Businesses that deal third party contracts need systems in place to guarantee that deadlines and expiries are checked every day. Examples include lawyers and accountants. Businesses that only care about their own contracts may have a less strict process.

The number of contracts affects which contact management solution to use. With very few contracts, a spreadsheet that is checked monthly may suffice. If the number of contracts is large, a more automated system would be needed to avoid important dates passing unnoticed.

Smaller companies may get by with simpler and more generalised solutions because fewer people will be involved in contracting. Larger companies will have more people from more diverse areas involved in contracting. To keep them all up-to-date with multiple contract expiration dates requires more focused solutions.

Solutions

Below is a list of some software tools companies use to track the expiration dates of their contracts and other legal documents. The factors discussed before will influence which of these are suitable in a particular situation.

Spreadsheet

Use a spreadsheet to keep track of all the expiration dates and other relevant information.

Getting started is trivial. Setup consists only of deciding on column names. By using a shared spreadsheet team members can access all the information they need whenever they need it.

The simplicity of the spreadsheet solution does come with a few downsides. Maintaining the information integrity is a manual process and there are few barriers to prevent accidents resulting in incorrect tracking information. However, the biggest shortcoming is that there are no automated notifications for upcoming expiries. A strict system must be implemented to ensure the spreadsheet is checked frequently enough to avoid contract expirations from being forgotten.

If you don’t have many contracts to track and it is small group of people that need to have direct access to the data, then a spreadsheet may be a good start.

Calendar Reminders

An online calendar is another method that is readily available and easy to start using. A shared calendar will allow team members to browse the list of tracked contracts at will.

There are not really any setup required. Expiry dates are captured as calendar events with interested parties set as event attendees. Automated notifications may be set up to the relevant people.

Maintaining information integrity works slightly better than for spreadsheets because permissions to edit the contract entries may be limited to a small group while a larger group may have permission to see the calendar.

While automated notifications and limited edit rights are improvements over spreadsheets, one big downside is that it is difficult to get an overview of all upcoming expiration dates. It is also difficult to filter and locate specific contracts when the expiration date is not known.

If the group that needs notifications is small and relatively consistent between various contracts then a calendar may be a good solution. If you frequently need to query the list of contracts, or extract data from it, then a calendar will not work well.

Project Management Tools

Project Management (PM) tools deal with dates, deadlines and notifications as part of their core functions.

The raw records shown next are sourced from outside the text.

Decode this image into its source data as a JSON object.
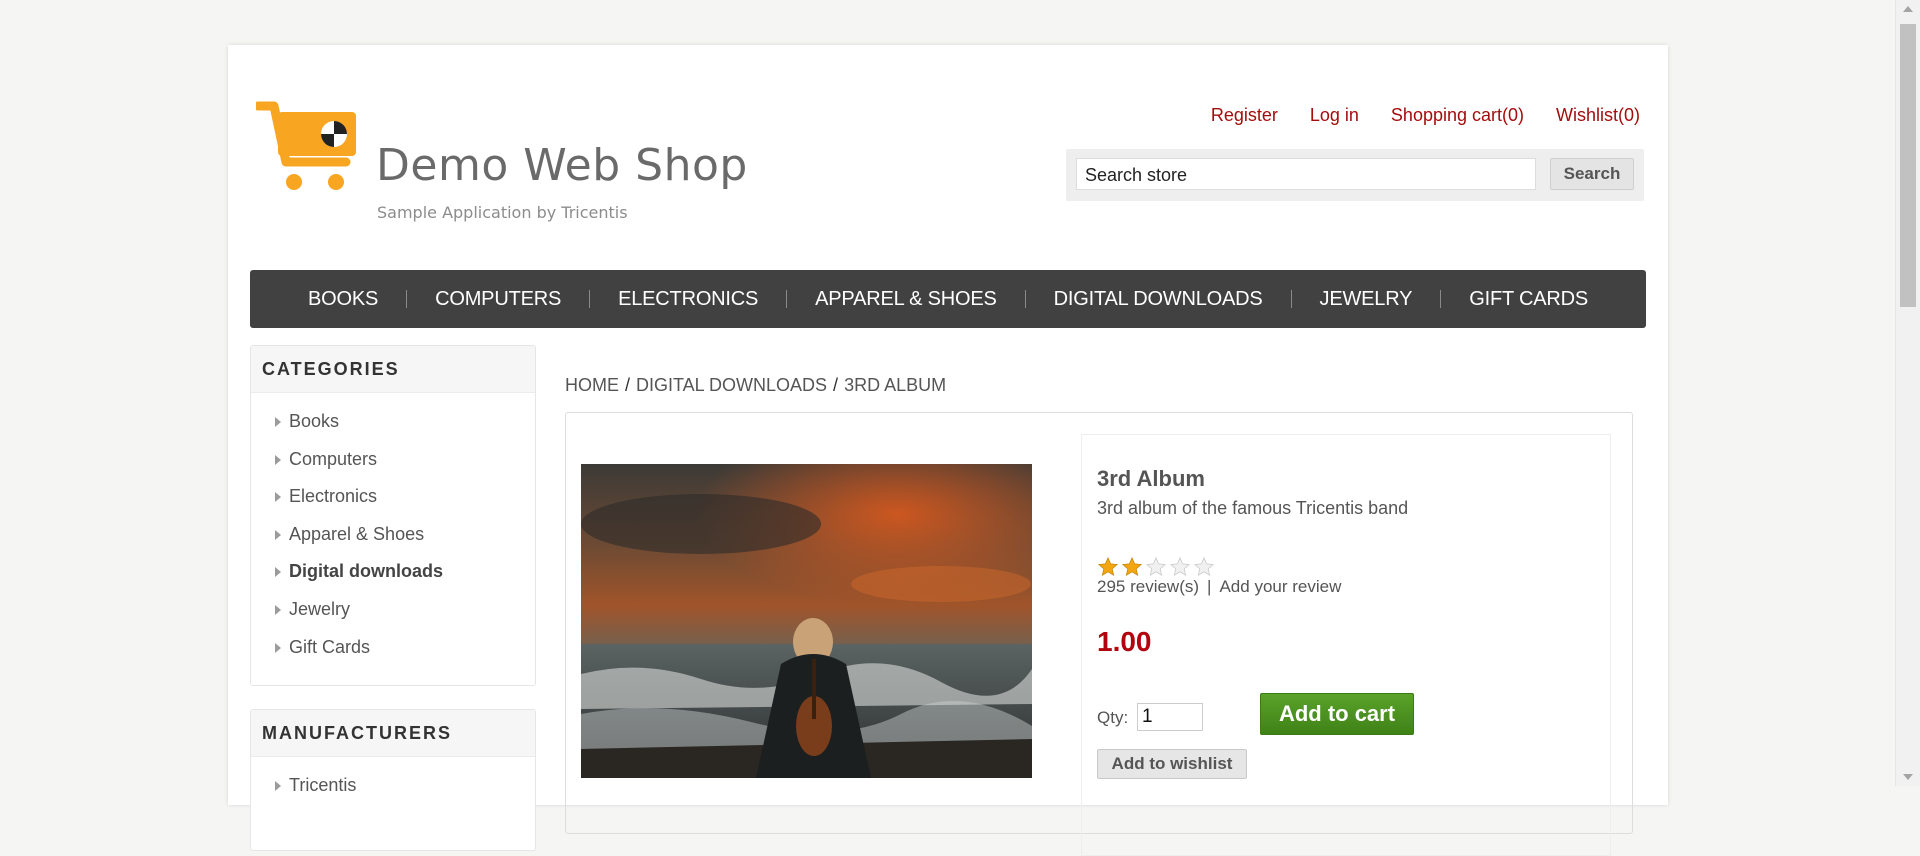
{
  "header": {
    "title": "Demo Web Shop",
    "subtitle": "Sample Application by Tricentis",
    "links": {
      "register": "Register",
      "login": "Log in",
      "cart": "Shopping cart(0)",
      "wishlist": "Wishlist(0)"
    },
    "search": {
      "value": "Search store",
      "button": "Search"
    }
  },
  "menu": {
    "items": [
      "BOOKS",
      "COMPUTERS",
      "ELECTRONICS",
      "APPAREL & SHOES",
      "DIGITAL DOWNLOADS",
      "JEWELRY",
      "GIFT CARDS"
    ]
  },
  "sidebar": {
    "categories_title": "CATEGORIES",
    "categories": [
      "Books",
      "Computers",
      "Electronics",
      "Apparel & Shoes",
      "Digital downloads",
      "Jewelry",
      "Gift Cards"
    ],
    "active_category": "Digital downloads",
    "manufacturers_title": "MANUFACTURERS",
    "manufacturers": [
      "Tricentis"
    ]
  },
  "breadcrumb": {
    "home": "HOME",
    "category": "DIGITAL DOWNLOADS",
    "current": "3RD ALBUM"
  },
  "product": {
    "name": "3rd Album",
    "short_description": "3rd album of the famous Tricentis band",
    "rating": 2,
    "rating_max": 5,
    "reviews_link": "295 review(s)",
    "add_review_link": "Add your review",
    "price": "1.00",
    "qty_label": "Qty:",
    "qty_value": "1",
    "add_to_cart": "Add to cart",
    "add_to_wishlist": "Add to wishlist"
  },
  "colors": {
    "link_red": "#a40d0d",
    "menu_bg": "#414141",
    "price_red": "#b1040e",
    "add_cart_green": "#4a8f20",
    "logo_orange": "#f8a521"
  }
}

They can work well for tracking contracts.

If tasks are already managed with a PM tool it should be relatively painless to set up a separate project for tracking contracts and documents. Each contract can be added as a task with the expiration date set as the due date. Setting up notifications to the correct people and dealing with permissions should also be easy enough.

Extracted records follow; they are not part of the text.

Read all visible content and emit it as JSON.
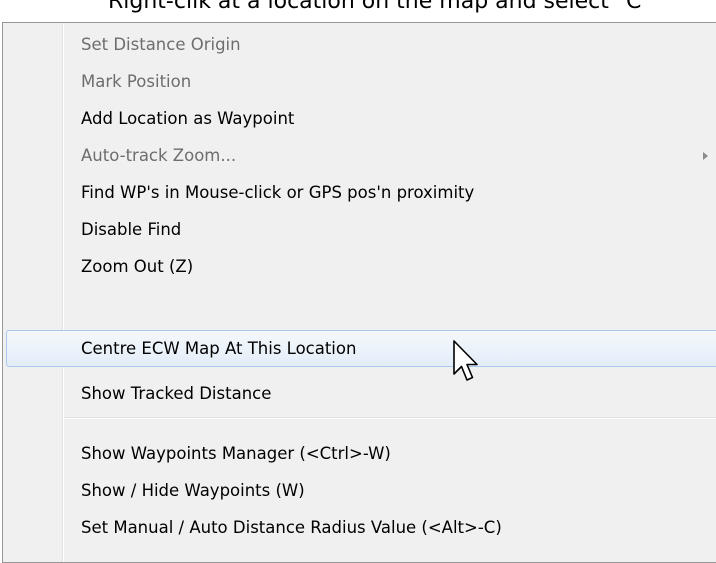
{
  "instruction": {
    "text": "Right-clik at a location on the map and select \"C"
  },
  "menu": {
    "items": [
      {
        "label": "Set Distance Origin",
        "enabled": false
      },
      {
        "label": "Mark Position",
        "enabled": false
      },
      {
        "label": "Add Location as Waypoint",
        "enabled": true
      },
      {
        "label": "Auto-track Zoom...",
        "enabled": false,
        "has_submenu": true
      },
      {
        "label": "Find WP's in Mouse-click or GPS pos'n proximity",
        "enabled": true
      },
      {
        "label": "Disable Find",
        "enabled": true
      },
      {
        "label": "Zoom Out (Z)",
        "enabled": true
      },
      {
        "label": "Centre ECW Map At This Location",
        "enabled": true,
        "highlighted": true
      },
      {
        "label": "Show Tracked Distance",
        "enabled": true
      },
      {
        "label": "Show Waypoints Manager (<Ctrl>-W)",
        "enabled": true
      },
      {
        "label": "Show / Hide Waypoints (W)",
        "enabled": true
      },
      {
        "label": "Set Manual / Auto Distance Radius Value (<Alt>-C)",
        "enabled": true
      }
    ]
  },
  "colors": {
    "menu_background": "#f0f0f0",
    "disabled_text": "#6d6d6d",
    "highlight_border": "#a8c8ec",
    "highlight_fill": "#e3edf8"
  },
  "icons": {
    "submenu": "chevron-right-icon",
    "cursor": "mouse-pointer-icon"
  }
}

On the other hand, if the business does not use a PM tool, obtaining one only for the purpose of tracking contracts is not a good idea. Setup may be complicated, it may be expensive and it will be cumbersome and awkward to use because they are really designed for a different purpose.

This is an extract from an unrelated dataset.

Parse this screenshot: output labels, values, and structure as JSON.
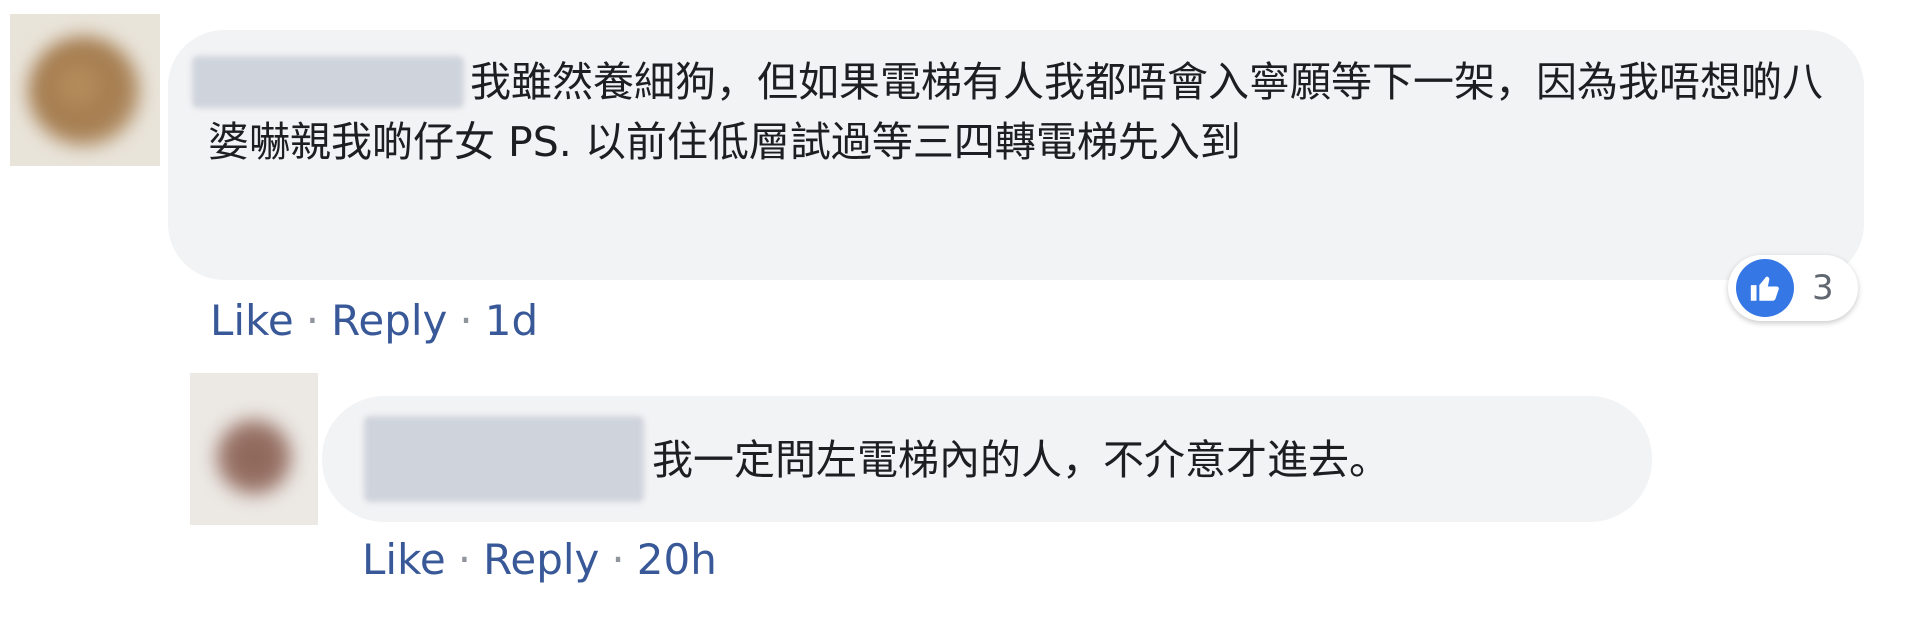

Client Relationship Management Software

Client Relationship Management (CRM) tools track information about clients, and sometimes about suppliers. If you are already using a CRM system it is worthwhile to check if your CRM can track contracts and send automated notifications related to the tracked contracts.

If CRM software is an option for tracking your contracts then the advantage is that there should be minimal setup required. It can most likely send automated notifications and there should be a permission system to protect the contract information from being changed inadvertently.

Some CRM systems will only send notifications to people with a user license. If contract stakeholders include people external to the company or staff that don’t have CRM access, it will be a problem.

Industry Specific Software

Many industries have industry specific software available, often driven by compliance requirements or uncommon business characteristics. If tracking contracts and legal documents is a common activity in the industry it will be accounted for in the software. Businesses in such industries should investigate these software tools first. They are usually overwhelmingly better for their intended use case than any general purpose tool will be.

A big advantage of being in such a business and using the industry software is that there will be minimal, if any, setup required. The way notifications work, how contract information is maintained and ensuring proper access permissions will all be taken care of, or be part of, normal business operations.

Contract Management Software

Contract Management (CM) software store details about contracts, such as the contract document, expiration dates, monetary values, and other information that is relevant to an agreement. CM tools only store data about the agreements, they don’t assist in the process of drafting, negotiating or executing an agreement. They provide a subset of the capabilities of Contract Lifecycle Management (CLM) tools. This makes CM tools significantly simpler than CLM tools. It also makes them more suitable if you have no need for the complex parts of CLM tools.

Since CM software are specifically built for tracking contracts, licenses, service level agreements, trademark certificates and other legal documents, there is no configuration required to make it work. Setup only involves loading your contract information and specifying the notification recipients.

Updating information in a Contract Management tool doesn’t form a natural part of business operations. To gain the most value from a CM tool some process must be put in place to ensure the data stays current.

Contract Lifecycle Management Software

Contract Lifecycle Management (CLM) systems have the ambitious aim to cover the complete contract lifecycle. Drafting, suggesting clause templates, negotiation and reworking, digital signing, monitoring obligations and execution progress, tracking expiration dates and renewal or cancellation. Many systems include AI in some of the steps.

The contracting process varies between businesses. Setting up a CLM tool for your business could be significant project. To get the full value of a CLM tool, contracts must be handled completely using the tool rather than just storing contract information there.

If you do use a CLM tool fully, maintaining the contract information is a natural side effect of normal business processes and not some additional step that needs an explicit process. The tool will deal with sending notifications to relevant people and provide the necessary access controls to avoid unintended changes.

CLM systems can be expensive and moving all your contract related activities into a single tool may not be easy, or even possible.